Ромка торжественно распахнул дверь, и в нос ударило тепло. На каменном полу в лужах воды стояли цинковые шайки, и в каждой шайке, как цапли, на одной ноге стояли намыленные, как деды-морозы, мужчины. Из кранов на стенах лилась вода. Она лилась из душей в открытых кабинах и из ушей намыленных мужчин. Кто-то тер кому-то мочалкой спину, кто-то лежал животом на деревянной скамье, и какой-то мужчина с большими усами колотил его ладонями что есть сил, а мужчина стонал и приговаривал: "Сильнее!
Еще! Еще!"
Люди хлопали друг друга по спинам, обливали горячей водой из шаек, намыливали себя и бежали под хлещущие души. Пахло мокрым бельем, стиркой, не знаю чем еще. Брызги летели в разные стороны. Голые мужчины проходили во все стороны этой мокрой комнаты, толкаясь и гогоча! Я никогда не видел столько голых людей в помещении.

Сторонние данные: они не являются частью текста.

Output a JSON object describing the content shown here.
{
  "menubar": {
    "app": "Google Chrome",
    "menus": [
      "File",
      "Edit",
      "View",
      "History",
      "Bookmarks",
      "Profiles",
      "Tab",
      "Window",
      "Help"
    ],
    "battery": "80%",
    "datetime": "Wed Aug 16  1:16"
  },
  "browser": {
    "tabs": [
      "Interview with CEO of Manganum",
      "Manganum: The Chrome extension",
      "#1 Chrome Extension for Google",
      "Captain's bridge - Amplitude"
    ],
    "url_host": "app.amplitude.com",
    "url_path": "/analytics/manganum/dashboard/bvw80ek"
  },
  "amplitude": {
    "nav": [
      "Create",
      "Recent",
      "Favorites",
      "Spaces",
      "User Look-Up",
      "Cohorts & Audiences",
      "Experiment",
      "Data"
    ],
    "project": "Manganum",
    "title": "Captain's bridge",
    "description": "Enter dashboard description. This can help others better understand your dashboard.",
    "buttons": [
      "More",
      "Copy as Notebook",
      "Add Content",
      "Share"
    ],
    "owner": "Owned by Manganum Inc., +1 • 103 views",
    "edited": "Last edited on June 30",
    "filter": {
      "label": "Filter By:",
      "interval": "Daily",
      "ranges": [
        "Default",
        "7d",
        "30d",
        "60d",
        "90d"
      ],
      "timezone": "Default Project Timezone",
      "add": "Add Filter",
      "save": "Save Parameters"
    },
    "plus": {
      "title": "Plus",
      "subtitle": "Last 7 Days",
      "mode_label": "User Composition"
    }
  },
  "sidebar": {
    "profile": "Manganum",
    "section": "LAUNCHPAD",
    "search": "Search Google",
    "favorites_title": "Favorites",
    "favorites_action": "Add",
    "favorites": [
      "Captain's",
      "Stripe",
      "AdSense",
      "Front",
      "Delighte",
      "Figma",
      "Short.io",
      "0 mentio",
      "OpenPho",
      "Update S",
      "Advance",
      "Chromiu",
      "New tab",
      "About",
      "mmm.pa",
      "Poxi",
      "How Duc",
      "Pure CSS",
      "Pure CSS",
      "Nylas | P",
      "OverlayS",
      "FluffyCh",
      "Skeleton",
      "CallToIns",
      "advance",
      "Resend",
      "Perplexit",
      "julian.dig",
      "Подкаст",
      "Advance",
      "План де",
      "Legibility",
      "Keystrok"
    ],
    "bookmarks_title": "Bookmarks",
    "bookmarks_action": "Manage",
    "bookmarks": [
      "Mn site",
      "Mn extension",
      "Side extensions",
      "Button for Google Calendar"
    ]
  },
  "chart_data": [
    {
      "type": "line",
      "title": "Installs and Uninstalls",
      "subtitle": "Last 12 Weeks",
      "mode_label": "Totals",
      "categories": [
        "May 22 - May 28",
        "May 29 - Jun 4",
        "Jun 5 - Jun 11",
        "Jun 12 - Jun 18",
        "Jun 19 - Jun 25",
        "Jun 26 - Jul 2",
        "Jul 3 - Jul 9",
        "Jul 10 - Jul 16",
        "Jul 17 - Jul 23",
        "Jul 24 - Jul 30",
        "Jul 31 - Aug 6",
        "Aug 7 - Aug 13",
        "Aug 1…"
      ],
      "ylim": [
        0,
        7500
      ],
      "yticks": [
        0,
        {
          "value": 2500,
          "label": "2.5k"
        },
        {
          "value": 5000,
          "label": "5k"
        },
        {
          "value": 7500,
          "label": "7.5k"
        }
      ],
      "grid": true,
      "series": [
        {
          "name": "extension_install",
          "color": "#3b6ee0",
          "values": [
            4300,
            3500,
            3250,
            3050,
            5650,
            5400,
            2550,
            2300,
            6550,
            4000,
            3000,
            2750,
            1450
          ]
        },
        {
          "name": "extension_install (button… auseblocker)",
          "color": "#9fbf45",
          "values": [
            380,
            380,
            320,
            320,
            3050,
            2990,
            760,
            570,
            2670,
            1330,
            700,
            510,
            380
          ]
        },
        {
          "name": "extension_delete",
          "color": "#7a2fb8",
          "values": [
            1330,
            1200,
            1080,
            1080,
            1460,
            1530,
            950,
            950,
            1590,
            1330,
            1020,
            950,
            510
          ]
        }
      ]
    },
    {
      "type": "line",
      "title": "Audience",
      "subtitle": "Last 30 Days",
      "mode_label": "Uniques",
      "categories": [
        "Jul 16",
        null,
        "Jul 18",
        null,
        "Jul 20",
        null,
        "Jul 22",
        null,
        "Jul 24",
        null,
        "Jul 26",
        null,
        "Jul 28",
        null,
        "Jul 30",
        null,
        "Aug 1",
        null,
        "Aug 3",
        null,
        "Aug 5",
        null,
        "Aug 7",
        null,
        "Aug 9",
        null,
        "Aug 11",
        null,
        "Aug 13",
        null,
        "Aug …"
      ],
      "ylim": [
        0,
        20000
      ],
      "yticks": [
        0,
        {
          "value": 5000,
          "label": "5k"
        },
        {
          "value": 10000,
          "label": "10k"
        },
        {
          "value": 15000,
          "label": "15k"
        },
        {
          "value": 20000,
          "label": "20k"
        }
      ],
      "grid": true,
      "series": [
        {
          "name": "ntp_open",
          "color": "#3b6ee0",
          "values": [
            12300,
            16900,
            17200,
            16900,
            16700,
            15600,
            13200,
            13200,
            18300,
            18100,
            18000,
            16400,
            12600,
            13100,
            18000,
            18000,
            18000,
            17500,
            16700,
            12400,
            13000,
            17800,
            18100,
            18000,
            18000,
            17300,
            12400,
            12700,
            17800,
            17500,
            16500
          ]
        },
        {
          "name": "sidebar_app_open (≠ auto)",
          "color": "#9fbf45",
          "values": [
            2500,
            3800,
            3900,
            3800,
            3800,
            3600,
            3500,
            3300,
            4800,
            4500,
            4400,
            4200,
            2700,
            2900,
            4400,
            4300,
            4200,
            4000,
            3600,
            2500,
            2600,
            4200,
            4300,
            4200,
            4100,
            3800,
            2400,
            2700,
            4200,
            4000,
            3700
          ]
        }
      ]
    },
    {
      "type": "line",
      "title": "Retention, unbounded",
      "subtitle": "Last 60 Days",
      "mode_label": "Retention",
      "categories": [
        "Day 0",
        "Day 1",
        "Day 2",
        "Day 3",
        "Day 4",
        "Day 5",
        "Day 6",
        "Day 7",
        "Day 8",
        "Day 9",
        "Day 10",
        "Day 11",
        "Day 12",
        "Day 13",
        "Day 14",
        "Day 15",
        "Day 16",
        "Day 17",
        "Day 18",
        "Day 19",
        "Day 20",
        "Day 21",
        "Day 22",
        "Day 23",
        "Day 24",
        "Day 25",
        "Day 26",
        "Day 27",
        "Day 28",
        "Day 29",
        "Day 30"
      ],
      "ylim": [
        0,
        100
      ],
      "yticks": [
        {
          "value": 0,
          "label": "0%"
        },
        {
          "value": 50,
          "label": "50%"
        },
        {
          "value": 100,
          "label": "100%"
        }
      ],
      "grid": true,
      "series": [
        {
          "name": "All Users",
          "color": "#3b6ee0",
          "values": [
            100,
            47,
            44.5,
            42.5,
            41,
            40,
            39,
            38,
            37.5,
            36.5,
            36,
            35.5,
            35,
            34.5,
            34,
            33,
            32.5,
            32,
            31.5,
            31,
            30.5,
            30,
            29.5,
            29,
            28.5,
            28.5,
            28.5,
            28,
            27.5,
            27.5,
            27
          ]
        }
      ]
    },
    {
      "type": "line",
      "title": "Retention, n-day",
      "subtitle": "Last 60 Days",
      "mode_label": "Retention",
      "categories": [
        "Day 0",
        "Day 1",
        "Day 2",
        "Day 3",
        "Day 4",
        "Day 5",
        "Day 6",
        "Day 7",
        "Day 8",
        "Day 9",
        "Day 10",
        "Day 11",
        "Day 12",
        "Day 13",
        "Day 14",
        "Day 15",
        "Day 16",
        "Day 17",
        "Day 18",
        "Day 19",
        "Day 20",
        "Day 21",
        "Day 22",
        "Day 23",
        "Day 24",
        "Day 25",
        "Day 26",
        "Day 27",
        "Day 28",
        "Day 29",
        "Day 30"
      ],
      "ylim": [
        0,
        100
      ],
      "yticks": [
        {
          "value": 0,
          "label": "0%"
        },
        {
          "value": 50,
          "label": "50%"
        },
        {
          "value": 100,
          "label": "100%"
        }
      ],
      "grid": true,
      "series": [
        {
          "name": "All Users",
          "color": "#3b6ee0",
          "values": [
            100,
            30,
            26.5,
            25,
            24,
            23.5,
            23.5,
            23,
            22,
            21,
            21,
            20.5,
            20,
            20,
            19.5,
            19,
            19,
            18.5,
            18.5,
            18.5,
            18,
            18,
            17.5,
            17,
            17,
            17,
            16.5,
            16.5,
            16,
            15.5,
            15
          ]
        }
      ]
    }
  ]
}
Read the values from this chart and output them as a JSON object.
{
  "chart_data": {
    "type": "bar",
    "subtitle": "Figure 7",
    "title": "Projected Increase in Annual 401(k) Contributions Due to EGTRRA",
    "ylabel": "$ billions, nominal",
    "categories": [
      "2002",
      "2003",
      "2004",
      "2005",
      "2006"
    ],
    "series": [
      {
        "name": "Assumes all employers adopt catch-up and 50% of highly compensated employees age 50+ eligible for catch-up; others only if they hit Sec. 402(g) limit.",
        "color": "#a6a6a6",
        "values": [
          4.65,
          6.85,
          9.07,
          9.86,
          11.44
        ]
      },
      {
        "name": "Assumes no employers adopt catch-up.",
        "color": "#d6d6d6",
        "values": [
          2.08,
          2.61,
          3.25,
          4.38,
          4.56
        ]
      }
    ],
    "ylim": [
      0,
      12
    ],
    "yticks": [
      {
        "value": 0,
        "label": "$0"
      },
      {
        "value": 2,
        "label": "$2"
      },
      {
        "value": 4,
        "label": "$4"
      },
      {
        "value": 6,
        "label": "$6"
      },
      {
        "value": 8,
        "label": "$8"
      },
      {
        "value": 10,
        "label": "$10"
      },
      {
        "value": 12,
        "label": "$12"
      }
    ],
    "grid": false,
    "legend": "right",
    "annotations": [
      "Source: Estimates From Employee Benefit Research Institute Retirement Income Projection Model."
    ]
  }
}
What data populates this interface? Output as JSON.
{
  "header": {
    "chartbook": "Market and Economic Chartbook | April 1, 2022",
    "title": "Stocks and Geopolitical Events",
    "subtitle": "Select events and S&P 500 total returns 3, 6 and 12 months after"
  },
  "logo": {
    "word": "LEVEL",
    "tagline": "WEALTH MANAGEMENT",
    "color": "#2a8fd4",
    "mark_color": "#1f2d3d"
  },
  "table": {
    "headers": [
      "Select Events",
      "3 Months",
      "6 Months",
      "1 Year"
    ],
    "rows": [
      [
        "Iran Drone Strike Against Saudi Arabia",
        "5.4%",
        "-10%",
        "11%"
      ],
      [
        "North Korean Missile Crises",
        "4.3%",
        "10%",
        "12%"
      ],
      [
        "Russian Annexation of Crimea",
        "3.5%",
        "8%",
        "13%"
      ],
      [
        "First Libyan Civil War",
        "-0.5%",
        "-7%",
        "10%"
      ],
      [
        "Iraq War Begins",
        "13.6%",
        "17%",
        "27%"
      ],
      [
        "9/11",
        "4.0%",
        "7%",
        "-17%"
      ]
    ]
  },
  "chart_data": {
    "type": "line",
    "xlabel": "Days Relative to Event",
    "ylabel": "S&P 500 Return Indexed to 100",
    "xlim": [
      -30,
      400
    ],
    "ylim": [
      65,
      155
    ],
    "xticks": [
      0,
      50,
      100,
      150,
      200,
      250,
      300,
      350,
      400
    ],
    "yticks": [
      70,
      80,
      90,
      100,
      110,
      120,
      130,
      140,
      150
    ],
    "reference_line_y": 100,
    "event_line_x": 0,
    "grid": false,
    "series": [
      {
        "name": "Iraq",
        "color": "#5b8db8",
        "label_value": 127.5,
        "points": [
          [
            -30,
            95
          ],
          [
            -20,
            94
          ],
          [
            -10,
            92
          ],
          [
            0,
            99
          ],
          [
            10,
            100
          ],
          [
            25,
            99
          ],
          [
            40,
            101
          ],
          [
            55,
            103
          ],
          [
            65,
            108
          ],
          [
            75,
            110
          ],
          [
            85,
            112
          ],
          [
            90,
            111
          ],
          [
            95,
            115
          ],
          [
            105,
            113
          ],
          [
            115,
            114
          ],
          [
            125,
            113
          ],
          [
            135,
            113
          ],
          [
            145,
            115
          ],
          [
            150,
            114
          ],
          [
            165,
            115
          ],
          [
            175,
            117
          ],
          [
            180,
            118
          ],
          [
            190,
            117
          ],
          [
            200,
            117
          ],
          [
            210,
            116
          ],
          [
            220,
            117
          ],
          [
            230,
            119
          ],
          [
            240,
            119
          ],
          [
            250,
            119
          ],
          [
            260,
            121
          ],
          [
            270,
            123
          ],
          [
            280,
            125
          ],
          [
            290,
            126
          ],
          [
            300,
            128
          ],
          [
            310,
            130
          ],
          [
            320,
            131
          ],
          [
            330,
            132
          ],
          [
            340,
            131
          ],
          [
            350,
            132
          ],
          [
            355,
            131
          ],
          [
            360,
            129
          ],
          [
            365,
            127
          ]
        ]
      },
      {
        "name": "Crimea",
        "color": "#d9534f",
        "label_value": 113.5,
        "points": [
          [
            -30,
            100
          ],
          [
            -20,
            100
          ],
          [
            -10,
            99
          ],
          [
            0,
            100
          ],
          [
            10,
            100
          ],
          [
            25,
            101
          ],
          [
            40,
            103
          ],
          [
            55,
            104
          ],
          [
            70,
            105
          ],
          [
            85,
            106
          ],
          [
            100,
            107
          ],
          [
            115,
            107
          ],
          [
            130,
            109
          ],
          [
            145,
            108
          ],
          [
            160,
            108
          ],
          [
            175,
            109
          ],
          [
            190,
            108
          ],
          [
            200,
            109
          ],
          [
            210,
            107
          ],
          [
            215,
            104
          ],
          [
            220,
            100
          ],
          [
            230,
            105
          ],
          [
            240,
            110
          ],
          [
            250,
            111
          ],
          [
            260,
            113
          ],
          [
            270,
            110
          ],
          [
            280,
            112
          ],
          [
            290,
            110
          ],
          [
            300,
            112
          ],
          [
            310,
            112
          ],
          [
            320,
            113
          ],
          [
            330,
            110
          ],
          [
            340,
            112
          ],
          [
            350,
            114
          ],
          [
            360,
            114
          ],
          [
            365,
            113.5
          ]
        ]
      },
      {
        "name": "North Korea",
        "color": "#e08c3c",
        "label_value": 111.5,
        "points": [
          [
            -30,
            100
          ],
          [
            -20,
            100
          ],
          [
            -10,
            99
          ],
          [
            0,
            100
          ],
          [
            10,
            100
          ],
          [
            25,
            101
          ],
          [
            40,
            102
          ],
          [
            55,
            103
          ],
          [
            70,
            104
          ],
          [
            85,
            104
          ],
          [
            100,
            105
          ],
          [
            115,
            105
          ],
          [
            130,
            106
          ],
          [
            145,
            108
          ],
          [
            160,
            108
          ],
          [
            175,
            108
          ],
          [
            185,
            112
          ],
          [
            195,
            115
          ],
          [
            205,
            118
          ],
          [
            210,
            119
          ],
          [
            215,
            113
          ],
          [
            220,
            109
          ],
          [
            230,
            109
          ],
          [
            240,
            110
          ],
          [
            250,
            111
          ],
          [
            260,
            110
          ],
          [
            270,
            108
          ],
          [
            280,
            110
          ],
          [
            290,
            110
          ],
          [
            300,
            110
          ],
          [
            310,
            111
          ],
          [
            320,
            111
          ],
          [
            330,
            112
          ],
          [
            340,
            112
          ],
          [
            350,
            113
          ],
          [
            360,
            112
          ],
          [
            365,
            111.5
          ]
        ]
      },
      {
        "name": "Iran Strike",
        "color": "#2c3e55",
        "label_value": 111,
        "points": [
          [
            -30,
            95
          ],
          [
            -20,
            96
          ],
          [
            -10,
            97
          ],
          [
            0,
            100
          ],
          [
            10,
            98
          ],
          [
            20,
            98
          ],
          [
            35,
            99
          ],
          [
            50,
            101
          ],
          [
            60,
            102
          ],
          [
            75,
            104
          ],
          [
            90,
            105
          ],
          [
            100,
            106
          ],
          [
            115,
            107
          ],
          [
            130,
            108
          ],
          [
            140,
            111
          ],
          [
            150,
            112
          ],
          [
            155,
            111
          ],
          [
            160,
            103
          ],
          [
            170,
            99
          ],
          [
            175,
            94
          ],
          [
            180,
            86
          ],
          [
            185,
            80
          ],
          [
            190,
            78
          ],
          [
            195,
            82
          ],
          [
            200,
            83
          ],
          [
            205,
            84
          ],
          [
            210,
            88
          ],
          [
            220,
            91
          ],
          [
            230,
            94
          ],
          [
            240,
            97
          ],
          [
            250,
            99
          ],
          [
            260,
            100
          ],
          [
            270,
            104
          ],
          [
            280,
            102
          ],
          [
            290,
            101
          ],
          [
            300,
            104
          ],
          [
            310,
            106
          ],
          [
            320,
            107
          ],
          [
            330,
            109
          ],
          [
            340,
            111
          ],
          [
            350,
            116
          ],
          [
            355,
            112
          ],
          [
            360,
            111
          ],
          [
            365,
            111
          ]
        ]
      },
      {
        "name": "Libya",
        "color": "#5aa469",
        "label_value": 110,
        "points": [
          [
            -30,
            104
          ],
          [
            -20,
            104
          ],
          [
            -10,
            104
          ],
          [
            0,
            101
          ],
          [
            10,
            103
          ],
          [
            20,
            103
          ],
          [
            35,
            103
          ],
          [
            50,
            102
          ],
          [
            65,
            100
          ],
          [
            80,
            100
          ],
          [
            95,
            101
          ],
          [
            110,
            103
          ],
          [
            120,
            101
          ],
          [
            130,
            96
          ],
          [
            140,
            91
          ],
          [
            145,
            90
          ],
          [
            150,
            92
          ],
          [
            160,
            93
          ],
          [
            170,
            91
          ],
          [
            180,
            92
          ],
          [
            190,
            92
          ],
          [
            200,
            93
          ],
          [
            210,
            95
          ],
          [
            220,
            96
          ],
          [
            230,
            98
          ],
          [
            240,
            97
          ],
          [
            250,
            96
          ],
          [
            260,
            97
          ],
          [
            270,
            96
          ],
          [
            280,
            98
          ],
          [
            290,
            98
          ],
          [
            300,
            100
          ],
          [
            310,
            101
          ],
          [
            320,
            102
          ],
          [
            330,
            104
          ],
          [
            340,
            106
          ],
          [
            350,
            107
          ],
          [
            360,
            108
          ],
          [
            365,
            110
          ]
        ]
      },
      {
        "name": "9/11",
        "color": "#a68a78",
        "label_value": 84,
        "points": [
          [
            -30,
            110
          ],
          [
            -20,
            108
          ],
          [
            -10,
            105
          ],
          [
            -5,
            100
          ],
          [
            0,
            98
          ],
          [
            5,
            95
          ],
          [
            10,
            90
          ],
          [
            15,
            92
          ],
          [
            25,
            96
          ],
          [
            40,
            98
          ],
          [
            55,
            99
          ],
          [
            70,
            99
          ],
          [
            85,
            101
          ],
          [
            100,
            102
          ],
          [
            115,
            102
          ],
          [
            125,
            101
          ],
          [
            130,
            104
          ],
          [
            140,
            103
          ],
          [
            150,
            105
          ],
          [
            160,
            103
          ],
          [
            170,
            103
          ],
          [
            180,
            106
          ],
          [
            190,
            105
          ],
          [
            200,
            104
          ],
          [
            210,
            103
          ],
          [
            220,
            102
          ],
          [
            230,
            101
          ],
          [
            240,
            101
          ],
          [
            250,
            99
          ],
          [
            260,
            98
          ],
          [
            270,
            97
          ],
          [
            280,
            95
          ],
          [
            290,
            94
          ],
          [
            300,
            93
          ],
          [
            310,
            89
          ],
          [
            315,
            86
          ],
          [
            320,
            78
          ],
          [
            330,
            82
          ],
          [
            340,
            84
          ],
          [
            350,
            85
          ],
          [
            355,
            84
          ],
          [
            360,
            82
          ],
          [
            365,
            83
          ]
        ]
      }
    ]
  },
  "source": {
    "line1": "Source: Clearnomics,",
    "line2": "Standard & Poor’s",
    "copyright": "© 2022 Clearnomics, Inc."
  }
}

Ромка отложил в сторону наш веник, добыл мне и Леньке шайки и начал командовать:
- Наполняйте шайки водой из крана.
И мы все встали в очередь к большому крану с деревянной ручкой. Я открыл кран, и хлынул такой кипяток, что я сразу отскочил в сторону.
- Надо регулировать, - инструктировал Ромка, - а то ошпаришься.